Without the option of operating under capitalistic logic (because of the boundaries of fair use), fanfiction (and fanart and all the related fan activities) tends to operate in an informal gift economy. Without an MSRP, how do we assess value? The usual hierarchy of value is useless in this situation.

I’ve been avidly reading fanfiction for at least the past dozen years. Last year I reached out to the author of one of my favorite fanfics and asked permission to print the story and make a copy for her and a copy for me. No money would be exchanged, and I would not print a single page without this author’s blessing. I received said blessing, and then proceeded to make an absurd set of four volumes.

The books I made are playful, as a lot of postmodern art tends to be.
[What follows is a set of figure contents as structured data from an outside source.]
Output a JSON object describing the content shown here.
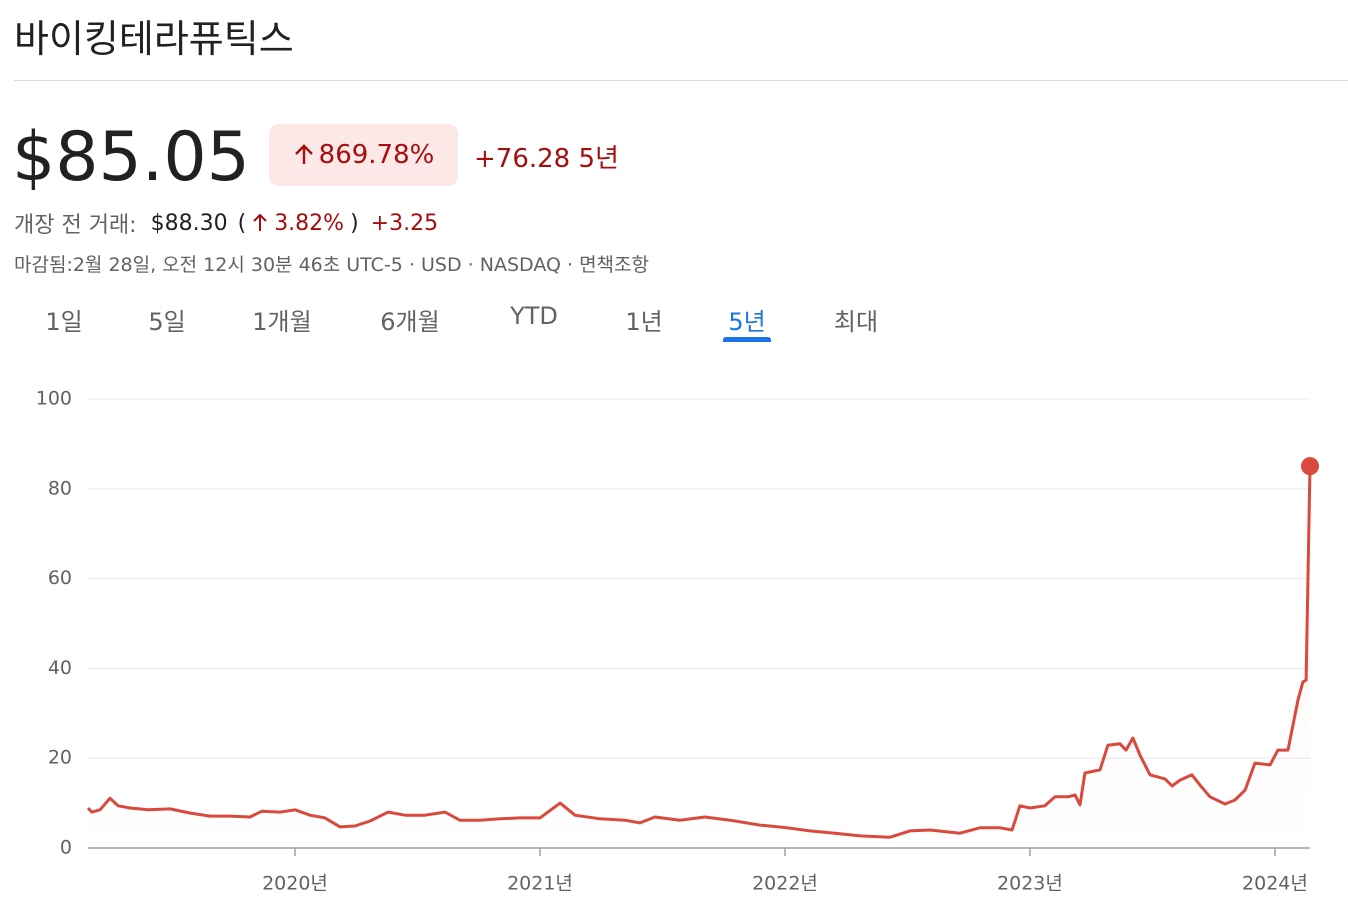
{
  "header": {
    "title": "바이킹테라퓨틱스"
  },
  "quote": {
    "price": "$85.05",
    "change_percent": "869.78%",
    "change": "+76.28 5년"
  },
  "premarket": {
    "label": "개장 전 거래:",
    "price": "$88.30",
    "change_percent": "3.82%",
    "change": "+3.25"
  },
  "info": {
    "closed": "마감됨:2월 28일, 오전 12시 30분 46초 UTC-5",
    "currency": "USD",
    "exchange": "NASDAQ",
    "disclaimer": "면책조항"
  },
  "tabs": {
    "items": [
      "1일",
      "5일",
      "1개월",
      "6개월",
      "YTD",
      "1년",
      "5년",
      "최대"
    ],
    "active": 6
  },
  "chart_data": {
    "type": "line",
    "color": "#d9493c",
    "grid": true,
    "x": [
      2019.155,
      2019.171,
      2019.204,
      2019.245,
      2019.278,
      2019.327,
      2019.4,
      2019.49,
      2019.571,
      2019.653,
      2019.735,
      2019.816,
      2019.865,
      2019.939,
      2020.0,
      2020.061,
      2020.122,
      2020.184,
      2020.245,
      2020.306,
      2020.38,
      2020.449,
      2020.531,
      2020.612,
      2020.673,
      2020.755,
      2020.837,
      2020.918,
      2021.0,
      2021.082,
      2021.143,
      2021.245,
      2021.347,
      2021.408,
      2021.469,
      2021.571,
      2021.673,
      2021.776,
      2021.898,
      2022.008,
      2022.102,
      2022.204,
      2022.306,
      2022.429,
      2022.51,
      2022.592,
      2022.714,
      2022.796,
      2022.878,
      2022.927,
      2022.959,
      2023.0,
      2023.061,
      2023.102,
      2023.155,
      2023.184,
      2023.204,
      2023.224,
      2023.286,
      2023.318,
      2023.367,
      2023.392,
      2023.42,
      2023.449,
      2023.49,
      2023.551,
      2023.58,
      2023.612,
      2023.661,
      2023.694,
      2023.735,
      2023.796,
      2023.837,
      2023.878,
      2023.918,
      2023.98,
      2024.012,
      2024.053,
      2024.094,
      2024.114,
      2024.127,
      2024.143
    ],
    "values": [
      8.9,
      8.0,
      8.5,
      11.1,
      9.4,
      8.9,
      8.5,
      8.7,
      7.8,
      7.1,
      7.1,
      6.9,
      8.2,
      8.0,
      8.5,
      7.3,
      6.7,
      4.7,
      4.9,
      6.0,
      8.0,
      7.3,
      7.3,
      8.0,
      6.2,
      6.2,
      6.5,
      6.7,
      6.7,
      10.0,
      7.3,
      6.5,
      6.2,
      5.6,
      6.9,
      6.2,
      6.9,
      6.2,
      5.1,
      4.5,
      3.8,
      3.3,
      2.7,
      2.4,
      3.8,
      4.0,
      3.3,
      4.5,
      4.5,
      4.0,
      9.4,
      8.9,
      9.4,
      11.4,
      11.4,
      11.8,
      9.6,
      16.7,
      17.4,
      22.9,
      23.2,
      21.8,
      24.5,
      20.7,
      16.3,
      15.4,
      13.8,
      15.1,
      16.3,
      14.0,
      11.4,
      9.8,
      10.7,
      12.9,
      18.9,
      18.5,
      21.8,
      21.8,
      33.0,
      37.0,
      37.4,
      85.05
    ],
    "xlim": [
      2019.155,
      2024.143
    ],
    "xticks": [
      {
        "value": 2020,
        "label": "2020년"
      },
      {
        "value": 2021,
        "label": "2021년"
      },
      {
        "value": 2022,
        "label": "2022년"
      },
      {
        "value": 2023,
        "label": "2023년"
      },
      {
        "value": 2024,
        "label": "2024년"
      }
    ],
    "ylim": [
      0,
      100
    ],
    "yticks": [
      0,
      20,
      40,
      60,
      80,
      100
    ]
  }
}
Since the point was emphatically not to transgress fair use by making anything remotely monetizable, at each design crossroads I chose the more laborious, unprofitable, and idiosyncratic option.

What does this look like in bookbinding?

I designed custom chapter heading illustrations for each volume. The endbands were hand-sewn. Each book had a ribbon in a color coordinating with a significant early emotional beat. Letters were printed out separately and secured via letterlocking (aka pre-digital information security as studied and demonstrated by the Unlocking History research team). I gritted my teeth and learned enough of a new (to me) graphic design program to typeset the story. I made my own bookcloth and painted on the title information.

It was a mountain of work to accomplish in a single month, but it was worth every bit of effort to send the author’s volumes as appreciation for the joy I’d had in reading the stories thus bound.

So, yes. My favorite project of 2024 makes no sense at all without postmodernist attitudes towards meaning-making and authorship.

Bonus answer:

My growing obsession with fiber arts also makes a lot more sense in relation to postmodernism. It’s so painfully easy and common to underestimate the intellectual rigor and value of knitting, weaving, crochet, spinning, etc. The Industrial Revolution upended those daily necessities, and even the original Arts and Crafts Movement was deeply flawed by generally ignoring the economic unavailability of their work to the working class. We can’t afford to continue with fast fashion as it is, then. Visible mending and other handicrafts may not save the world, but they are postmodern resistance worth attempting.

TLDR: postmodernism. I should have said postmodernism.